Mais de três milhões de livros vendidos e 16 romances traduzidos em 20 línguas fazem de José Rodrigues dos Santos um caso excecional não só na conquista, ao longo dos anos, do mercado português como no alcance da sua exportação para longe das nossas fronteiras. Vaticanum, o seu mais recente romance, lançado em outubro, foi o mais vendido de 2016 a nível nacional (teve até ao momento seis edições e uma tiragem total de 93 mil exemplares). Mas muitos dos seus livros anteriores chegaram também ao top de vendas em países como a França, Canadá, Suíça, Turquia, Hungria ou Bulgária.
No Canadá, por exemplo, A Fórmula de Deus estava ainda na semana passada entre os dez livros de bolso mais vendidos, cinco anos depois de ter sido lançado. Na verdade, os tais três milhões de cópias são apenas uma estimativa avançada pela Gradiva, a editora de JRS, uma vez que, por regra, é difícil ter os números exatos de vendas no estrangeiro porque as editoras locais preferem ocultar os dados para não terem que pagar mais direitos de autor.
À procura de Tomás de Noronha
O sucesso no mercado búlgaro é, desde logo, um dos mais curiosos. Milen Baltov é vice-reitor da Universidade Livre de Burgas (uma instituição privada da segunda maior cidade da Bulgária) e um assumido fã do autor português.
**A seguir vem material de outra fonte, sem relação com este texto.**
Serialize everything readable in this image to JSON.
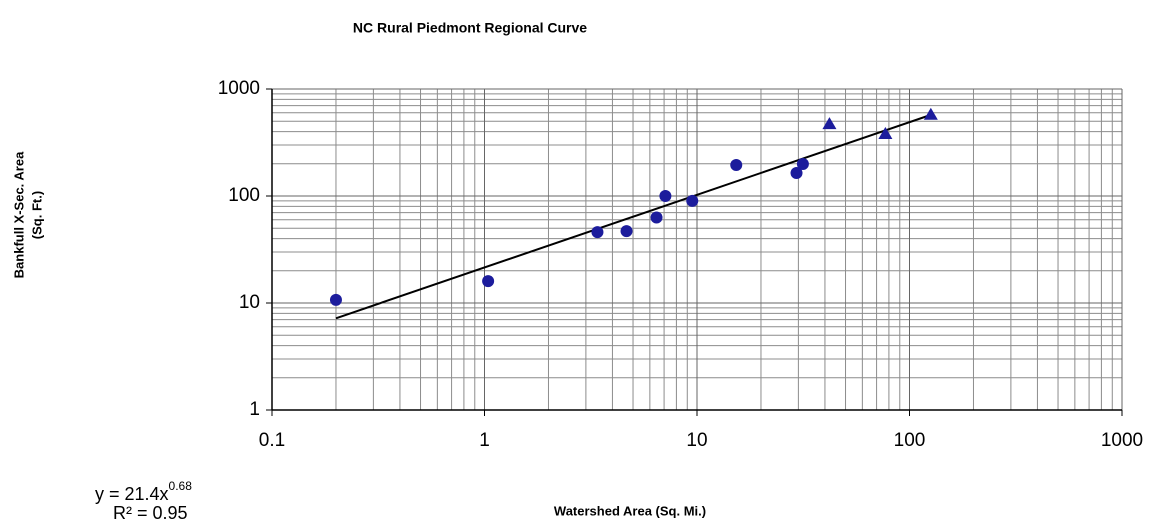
{
  "chart_data": {
    "type": "scatter",
    "title": "NC Rural Piedmont Regional Curve",
    "xlabel": "Watershed Area (Sq. Mi.)",
    "ylabel": [
      "Bankfull X-Sec. Area",
      "(Sq. Ft.)"
    ],
    "equation": {
      "base": "y = 21.4x",
      "exponent": "0.68",
      "r2": "R² = 0.95"
    },
    "xscale": "log",
    "yscale": "log",
    "grid": true,
    "xlim": [
      0.1,
      1000
    ],
    "ylim": [
      1,
      1000
    ],
    "xticks": [
      0.1,
      1,
      10,
      100,
      1000
    ],
    "yticks": [
      1,
      10,
      100,
      1000
    ],
    "series": [
      {
        "marker": "circle",
        "color": "#1c1c9c",
        "x": [
          0.2,
          1.04,
          3.4,
          4.66,
          6.45,
          7.1,
          9.5,
          15.3,
          29.4,
          31.5
        ],
        "values": [
          10.7,
          16,
          46,
          47,
          63,
          100,
          90,
          195,
          164,
          199
        ]
      },
      {
        "marker": "triangle",
        "color": "#1c1c9c",
        "x": [
          42,
          77,
          126
        ],
        "values": [
          470,
          380,
          575
        ]
      }
    ],
    "trendline": {
      "color": "#000000",
      "x": [
        0.2,
        125
      ],
      "values": [
        7.2,
        570
      ]
    }
  }
}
Já veio a Portugal várias vezes para visitar os locais da ação de alguns dos romances de José Rodrigues dos Santos e acabou mesmo por incentivar, com a colaboração da embaixada de Portugal em Sófia e do Instituto Camões, a criação de um curso de língua portuguesa.
Foi em 2010 que Milen Baltov se sentiu impelido a ler pela primeira vez um autor português. Nunca ouvira falar de José Rodrigues dos Santos mas achou o nome curioso. “Por um lado era parecido com o do presidente de Angola, por outro o último nome fazia-me também lembrar o Santos, a equipa que celebrizou Pelé”, explica à VISÃO, com humor e num português ainda incipiente mas esforçado, o vice-reitor.
Até então, e apesar de reconhecer que os búlgaros “sempre tiveram uma simpatia por outros países periféricos, como Portugal, e adorarem ler uma grande variedade de literatura europeia”, Milen pouco sabia sobre o nosso país. “Na década de 1980, ainda um estudante do liceu, mas bastante curioso, Portugal para mim era a Revolução dos Cravos, assim como Angola me sabia a café e o Brasil a futebol”, conta. Tal como na grande parte dos países do Leste europeu, “no cruzamento dos séculos XX e XXI, a Bulgária estava mais virada para a literatura e o entretenimento oferecido por americanos e ingleses”.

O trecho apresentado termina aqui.